If I had to name one of the things I enjoyed the most, was the increased role played by some of the secondary characters, like the girls aunt and uncle, who offer them their help; Georgiana (whose new version of the story and how that affects Darcy’s character I loved in particular); Fitzwilliam (he’s a sheriff!); and also the subtle changes to some others, like Mrs Bennet, Elizabeth’s mother, who although loud and overbearing at times, also shows more backbone and her true devotion as a mother, which I found endearing. And there are some new characters that I love, but no, I won’t tell you about them.
Are there changes to the main couple? Well, yes, although they also retain the main qualities devoted fans love. Elizabeth is strong and determined, but seems more willing to put other people’s needs (especially her family’s) before her own convictions and is more practical. We also see her try to behave as is expected of her; she doubt sand questions her decisions and wakes to the pleasures of love. (As I’ve often said, I’m not a big fan of sex scenes or erotica but must admit the very early scenes here are quite sweet and funny, and they are far from extreme or too graphic, but I thought I’d better warn you). Darcy shows his pride and his prejudices too, especially at the beginning of the novel, and he finds it difficult to fully trust Elizabeth, although we get to understand why as the story advances. I don’t want to reveal too many details of the plot, especially where it differs from the original, but I should mention that we do get to see more of the relationship between Elizabeth and Darcy, rather than only the early period of courtship, in this version.

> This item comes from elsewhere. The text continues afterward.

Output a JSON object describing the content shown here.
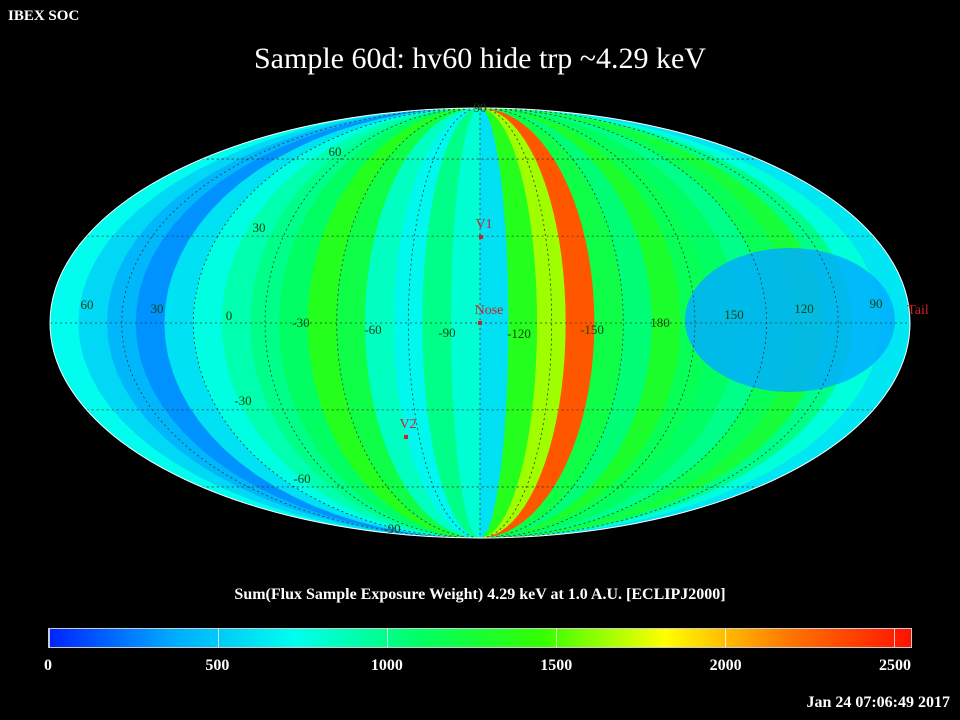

Do not worry, we still have the witty dialogue, a baddy true to form, and there is an action scene that sets many things in motion and I thoroughly enjoyed. The writing flows easily, and it manages to plunge readers into the subtleties of the minds of the characters whilst at the same time sharing with them the landscapes and the settings. And yes, there is a happy ending.
Here, a taster of the writing, but, as usual, I’d recommend readers to check a sample to see what they think:
Here, we have the couple conversing.
“You seem to have a great faith in your judgement.”
“I suppose I do. I believe I’ve lived a sufficient amount of time and seen enough of the world to earn that confidence.”
“So, you’re infallible?”
“Of course not. That would be impossible for anyone.”
“But I do make it a priority to weigh my decisions carefully. For example, I didn’t build Pemberley by following the latest fads in agriculture without thinking them through.”
“My understanding was that you didn’t build Pemberley. It was left to you, was it not?”
I recommend this novel to lovers of classical or historical romance, especially those fond of Jane Austen, and to anybody who enjoys a well-written story full of compelling characters. Fans of the author won’t be disappointed, and I was particularly touched by her dedication of the novel to her grandmothers, women who had lived through that historical period and had plenty to say and lots to teach future generations. And I’m sure Austen would approve.